Roughly two years after the fact, digital healthcare advertiser Outcome Health is finally closing the loop on its ad fraud scandal. Yesterday the Chicago-based company and the US Department of Justice announced a $70 million settlement alongside an admission that the company’s former executives and employees sold falsified advertising inventory from 2012 to 2017.
“Outcome Health deceived its lenders and investors, and overbilled its clients, by fraudulently misrepresenting both the quality and quantity of its advertising services and concealing those misrepresentations from auditors,” Principal Deputy Assistant Attorney General John P. Cronan said in a statement from the DoJ released yesterday. “Today’s resolution demonstrates the Criminal Division’s unyielding commitment to making whole victims of fraud.”
As part of the non-prosecution agreement reached by the DoJ and Outcome Health, the company has committed to compensating its pharma clients over a three-year period. About $65.5 million of this has already been paid or been committed as a mix of cash payments or comped services, with the advertiser putting another $4.5 million aside to handle future claims from those who have not yet been compensated.
These arrangements do not impact any currently standing arrangements Outcome has with its partners, the company said. Additionally, the DoJ said in its announcement that it settled on this resolution based on Outcome’s cooperation with the investigation and the “extensive remedial measures” it has taken over the last few years. These include the company’s replacement of offending executives and staff within the last few years, and its hiring of third party auditors for all current and future advertising campaigns.
“Outcome’s payment of $70 million is an appropriate resolution for the corporate entity given the misconduct of executives and employees acting on its behalf,” Assistant US Attorney Brian Hayes, chief of the Criminal Division for the Northern District of Illinois, said in a statement. “This resolution demonstrates that there are significant consequences for businesses whose executives and employees engage in fraud.”
WHY IT MATTERS
Outcome was something of a tech industry darling, having been among the first digital health startups to achieve unicorn status. The 2017 Wall Street Journal report outlining persistent manipulation of advertisement performance data was a fall from grace for the company, with the resulting lawsuits and the federal investigation serving as a cautionary tale for other fast-growing startups.
“Today’s agreement holds a healthcare technology company accountable for systematically committing fraudulent business practices for financial gain over many years,” Inspector General Jay N. Lerner, of the Federal Deposit Insurance Corporation’s Office of Inspector General, said in a statement.
The settlements also signal a fresh start for Outcome, which has spent the last couple of years painting itself as “a completely new company.”
“We’re thrilled to resolve this matter, as it enables us to move forward and focus on our mission to be the indispensable partner to patients, providers and industry partners during moments of care,” Matt McNally, CEO of Outcome Health, said in a statement.
“Over the past two years, Outcome Health implemented a comprehensive overhaul of our compliance and campaign-reporting policies,” he continued. “These actions included engaging third-party auditors to ensure reporting accuracy, investing in partnerships with organizations like BPA Worldwide to validate key performance indicators, overhauling internal controls to improve the reliability of reporting, and forming an all-new leadership team, myself included.”
THE LARGER TREND
Outcome Health’s troubles began the same year as its $500 million raise, which at the time brought the company to a valuation of roughly $5 billion.
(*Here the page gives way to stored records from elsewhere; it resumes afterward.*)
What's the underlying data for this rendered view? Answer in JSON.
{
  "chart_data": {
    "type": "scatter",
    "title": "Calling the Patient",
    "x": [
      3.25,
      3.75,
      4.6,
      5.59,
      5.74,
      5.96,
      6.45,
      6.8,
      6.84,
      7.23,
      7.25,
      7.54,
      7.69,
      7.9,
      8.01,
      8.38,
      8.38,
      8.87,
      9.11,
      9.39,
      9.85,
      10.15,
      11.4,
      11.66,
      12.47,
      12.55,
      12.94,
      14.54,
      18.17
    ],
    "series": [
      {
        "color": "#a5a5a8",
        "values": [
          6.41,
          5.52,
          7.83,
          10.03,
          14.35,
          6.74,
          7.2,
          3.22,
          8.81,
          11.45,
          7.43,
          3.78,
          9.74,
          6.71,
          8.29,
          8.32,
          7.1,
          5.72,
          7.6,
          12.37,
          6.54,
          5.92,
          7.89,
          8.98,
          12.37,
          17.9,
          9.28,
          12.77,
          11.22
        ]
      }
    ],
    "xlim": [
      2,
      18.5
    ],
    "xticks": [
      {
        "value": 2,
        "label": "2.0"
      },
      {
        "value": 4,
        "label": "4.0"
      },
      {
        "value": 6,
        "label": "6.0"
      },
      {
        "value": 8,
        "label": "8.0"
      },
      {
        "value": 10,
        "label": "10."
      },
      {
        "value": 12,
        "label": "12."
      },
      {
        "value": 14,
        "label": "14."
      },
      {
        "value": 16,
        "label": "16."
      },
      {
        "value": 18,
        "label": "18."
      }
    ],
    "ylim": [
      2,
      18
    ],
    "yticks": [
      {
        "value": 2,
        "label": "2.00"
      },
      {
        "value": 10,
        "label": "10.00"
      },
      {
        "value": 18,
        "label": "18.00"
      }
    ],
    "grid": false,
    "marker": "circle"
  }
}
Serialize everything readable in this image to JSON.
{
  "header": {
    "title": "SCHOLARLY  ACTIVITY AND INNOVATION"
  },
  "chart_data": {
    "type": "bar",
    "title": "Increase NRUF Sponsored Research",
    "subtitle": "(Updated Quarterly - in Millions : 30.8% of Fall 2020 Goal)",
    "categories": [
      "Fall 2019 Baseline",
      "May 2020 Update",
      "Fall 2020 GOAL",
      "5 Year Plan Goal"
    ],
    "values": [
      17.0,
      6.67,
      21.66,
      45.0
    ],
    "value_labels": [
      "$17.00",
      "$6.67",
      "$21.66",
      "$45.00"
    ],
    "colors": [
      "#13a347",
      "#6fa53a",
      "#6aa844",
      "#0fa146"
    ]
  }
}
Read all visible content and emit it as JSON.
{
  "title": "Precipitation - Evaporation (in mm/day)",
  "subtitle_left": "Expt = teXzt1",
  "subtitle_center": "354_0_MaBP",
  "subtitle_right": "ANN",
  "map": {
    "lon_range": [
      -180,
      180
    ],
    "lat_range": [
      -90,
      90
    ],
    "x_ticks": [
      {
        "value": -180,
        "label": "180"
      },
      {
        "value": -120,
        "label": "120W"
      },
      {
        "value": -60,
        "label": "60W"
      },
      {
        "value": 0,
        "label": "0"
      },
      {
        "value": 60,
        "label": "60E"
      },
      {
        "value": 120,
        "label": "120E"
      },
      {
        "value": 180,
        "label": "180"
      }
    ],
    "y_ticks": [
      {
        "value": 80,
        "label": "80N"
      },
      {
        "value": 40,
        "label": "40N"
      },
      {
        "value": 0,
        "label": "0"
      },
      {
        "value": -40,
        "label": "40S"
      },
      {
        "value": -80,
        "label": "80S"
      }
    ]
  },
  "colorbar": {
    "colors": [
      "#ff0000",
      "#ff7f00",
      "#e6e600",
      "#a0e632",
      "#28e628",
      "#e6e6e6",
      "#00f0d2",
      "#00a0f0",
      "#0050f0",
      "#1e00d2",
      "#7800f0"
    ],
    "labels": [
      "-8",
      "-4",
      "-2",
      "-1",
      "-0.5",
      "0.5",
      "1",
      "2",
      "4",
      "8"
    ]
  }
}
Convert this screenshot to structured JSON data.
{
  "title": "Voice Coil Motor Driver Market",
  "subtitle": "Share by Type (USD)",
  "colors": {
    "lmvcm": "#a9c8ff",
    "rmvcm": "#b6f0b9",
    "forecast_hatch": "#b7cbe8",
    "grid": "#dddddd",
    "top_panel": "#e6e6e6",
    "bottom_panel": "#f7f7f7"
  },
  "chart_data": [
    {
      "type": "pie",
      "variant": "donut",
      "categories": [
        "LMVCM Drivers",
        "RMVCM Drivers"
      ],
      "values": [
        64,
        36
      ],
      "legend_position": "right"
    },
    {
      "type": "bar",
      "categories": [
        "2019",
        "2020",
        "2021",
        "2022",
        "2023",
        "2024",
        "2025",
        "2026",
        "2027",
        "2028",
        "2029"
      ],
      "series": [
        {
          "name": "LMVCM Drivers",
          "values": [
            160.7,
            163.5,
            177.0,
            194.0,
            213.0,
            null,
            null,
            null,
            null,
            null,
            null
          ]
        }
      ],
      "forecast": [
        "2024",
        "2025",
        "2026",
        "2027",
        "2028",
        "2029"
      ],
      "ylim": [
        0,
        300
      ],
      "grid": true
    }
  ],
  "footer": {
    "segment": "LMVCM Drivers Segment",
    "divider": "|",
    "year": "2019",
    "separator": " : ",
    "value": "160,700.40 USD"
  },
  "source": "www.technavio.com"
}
In the months following the scandal, the advertiser lost several high-profile business partners; reached an investor settlement that saw cofounders Rishi Shah and Shrada Agarwal step down from their respective CEO and president positions and eventually depart; settle a completely separate class action suit for $2.9 million; and in June of 2018 appoint McNally to his CEO position.
With all that in mind, it’s not surprising that company has lately been focused on transforming its public image.
“I think it’s easy to lose sight of the purpose and mission and people you’re actually there to serve,” Outcome COO Nandini Ramani, who served as the interim leader of the company amidst the shakeup, said earlier this year at CES 2019’s Digital Health Summit. “This last year has been a year of rebuilding, creating infrastructure, ensuring that we have all of the guardrails, data infrastructure, to actually report and ensure not just our paying clients, but also our providers.”